Resonance-Enhanced Four-Wave Mixing Imaging for Mapping Defect Regions in Vanadium-Doped WS2 Monolayers

Abstract

Defect engineering is crucial for tuning 2D transition metal dichalcogenide properties for quantum and optoelectronic applications. While conventional photoluminescence (PL) and Raman spectroscopies are important characterization tools, their mapping in large area samples can be time-consuming and lacks direct sensitivity for comprehensive defect characterization. Here, we introduce resonance-enhanced four-wave mixing (FWM) imaging for precise imaging and characterization of vanadium-induced defect states in WS2 monolayers. Our multi-modal investigation, integrating hyperspectral PL, Raman, and supported by density functional calculations, reveals nanoscale doping inhomogeneities, their influence on excitonic and vibrational properties. We observe resonance-enhanced FWM signals correlating with vanadium-induced defect regions, evidencing their unique nonlinear optical response. This work establishes FWM as an essential platform for high-resolution, defect-sensitive imaging, advancing defect-engineered excitonic devices and enabling novel nonlinear quantum photonics.

Figures (5)

• Figure 1: Optical imaging and PL mapping of pristine and vanadium-doped WS$_2$ monolayers. Optical images of a. pristine, b. 0.4 at%, and c. 2.0 at% V-doped WS$_2$ monolayers. Scale bars represent 10 $\mu$m.

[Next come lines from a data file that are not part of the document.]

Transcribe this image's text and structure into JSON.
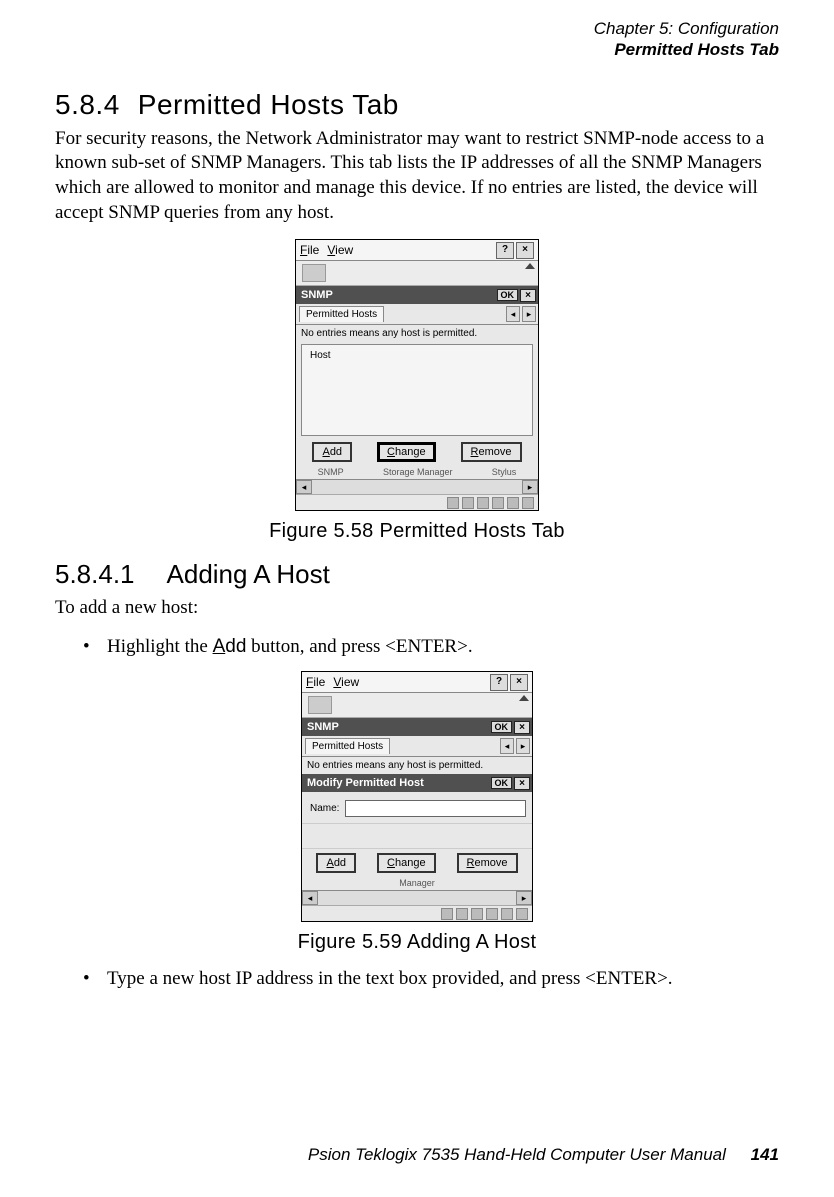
{
  "header": {
    "chapter": "Chapter 5: Configuration",
    "section": "Permitted Hosts Tab"
  },
  "s1": {
    "num": "5.8.4",
    "title": "Permitted Hosts Tab",
    "para": "For security reasons, the Network Administrator may want to restrict SNMP-node access to a known sub-set of SNMP Managers. This tab lists the IP addresses of all the SNMP Managers which are allowed to monitor and manage this device. If no entries are listed, the device will accept SNMP queries from any host."
  },
  "figA": {
    "caption": "Figure 5.58 Permitted Hosts Tab",
    "menu_file": "File",
    "menu_view": "View",
    "help": "?",
    "close": "×",
    "dlg_title": "SNMP",
    "ok": "OK",
    "tab": "Permitted Hosts",
    "nav_l": "◂",
    "nav_r": "▸",
    "hint": "No entries means any host is permitted.",
    "group": "Host",
    "btn_add": "Add",
    "btn_change": "Change",
    "btn_remove": "Remove",
    "under1": "SNMP",
    "under2": "Storage Manager",
    "under3": "Stylus",
    "arrow_l": "◂",
    "arrow_r": "▸"
  },
  "s2": {
    "num": "5.8.4.1",
    "title": "Adding A Host",
    "intro": "To add a new host:",
    "bullet1_pre": "Highlight the ",
    "bullet1_btn": "Add",
    "bullet1_post": " button, and press <ENTER>.",
    "bullet2": "Type a new host IP address in the text box provided, and press <ENTER>."
  },
  "figB": {
    "caption": "Figure 5.59 Adding A Host",
    "menu_file": "File",
    "menu_view": "View",
    "help": "?",
    "close": "×",
    "dlg1_title": "SNMP",
    "ok": "OK",
    "tab": "Permitted Hosts",
    "nav_l": "◂",
    "nav_r": "▸",
    "hint": "No entries means any host is permitted.",
    "dlg2_title": "Modify Permitted Host",
    "name_label": "Name:",
    "btn_add": "Add",
    "btn_change": "Change",
    "btn_remove": "Remove",
    "under2": "Manager",
    "arrow_l": "◂",
    "arrow_r": "▸"
  },
  "footer": {
    "text": "Psion Teklogix 7535 Hand-Held Computer User Manual",
    "page": "141"
  }
}
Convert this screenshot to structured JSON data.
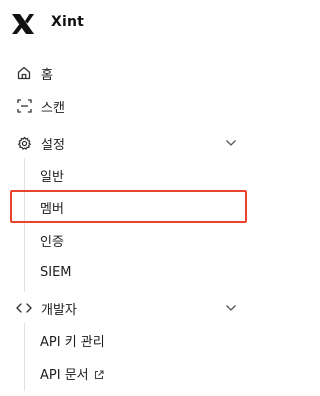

Single PL spectra acquired from monolayer (1L, black curve) and defect line (red curve) regions for d. pristine, e. 0.4 at%, and f. 2.0 at% V-doped samples. PL intensity maps (integrated area) of $P_2$ peak for: g. pristine, h. 0.4 at%, and i. 2.0 at% V-doped. PL energy maps of $P_2$ peak for: j. pristine, k. 0.4 at%, and l. 2.0 at% V-doped. Map area: 20$\times$20 $\mu$m$^2$.
• Figure 2: Raman hyperspectral maps of pristine and vanadium-doped WS$_2$ monolayers.a,c.$E^{\prime}$ and b,d.$A^{\prime}_{1}$ frequency maps for pristine and 2.0 at% V-doped WS$_2$, respectively. All maps were acquired using a 2.71 eV excitation over a 20$\times$20 $\mu$m$^2$ area. e. Raman spectra comparing monolayer (1L, black circles) and the defect line (red squares) regions for pristine and 2.0 at% V-doped samples. All Raman data were normalized to the Si peak at 521.6 cm$^{-1}$.
• Figure 3: FWM imaging of pristine and vanadium-doped WS$_2$ monolayers.a. Schematic of the FWM experimental setup. Further details are in the Methods section. The inset shows energy diagrams of the FWM generation process, illustrating off-resonance (left) and on-resonance (right) conditions. b. FWM images of pristine, 0.4 at%, and 2.0 at% V-doped WS$_2$ monolayers with FWM signal at 2.03 eV (off-resonance, top row) and 1.82 eV (on-resonance, bottom row), respectively. Scale bars are 20 $\mu$m.
• Figure 4: Resonance-enhanced FWM response of pristine and vanadium-doped WS$_2$ monolayers. FWM excitation profiles for pristine, 0.4 at%, and 2.0 at% doped WS$_2$ samples acquired from the monolayer (red squares) and defect line (blue circles) regions. Intensities are normalized by the quartz reference signal at each excitation energy.
• Figure 5: Density functional theory calculations of vanadium-doped WS$_2$ monolayers.a. Unfolded band structure of a $7\times7$ WS$_2$ supercell with a single V substitution (2% concentration). Vanadium induces in-gap states and breaks valley symmetry. Color intensity indicates the primitive-cell spectral weight (Bloch character), while the small circles show the projection onto V states, with their size proportional to the spectral function weight. b. Top panel: Evolution of the unfolded electronic band structures, from semiconducting to metallic behavior, revealing the emergence of mid-gap defect states with increasing vanadium concentration. Bottom panel: Atomic structures of the $5\times5$ WS$_2$ supercells, showing the spatial distribution of vanadium dopants at varying concentrations (0, 1, 2, 4, and 8 V dopants). c. Calculated 2D optical absorption spectra for pristine, one V, and eight V cases, showing the redshift in the onset of absorption and the emergence of anisotropy at high doping. The incident light is polarized along the zigzag (XX) and armchair (YY) directions, represented by solid and dashed lines, respectively.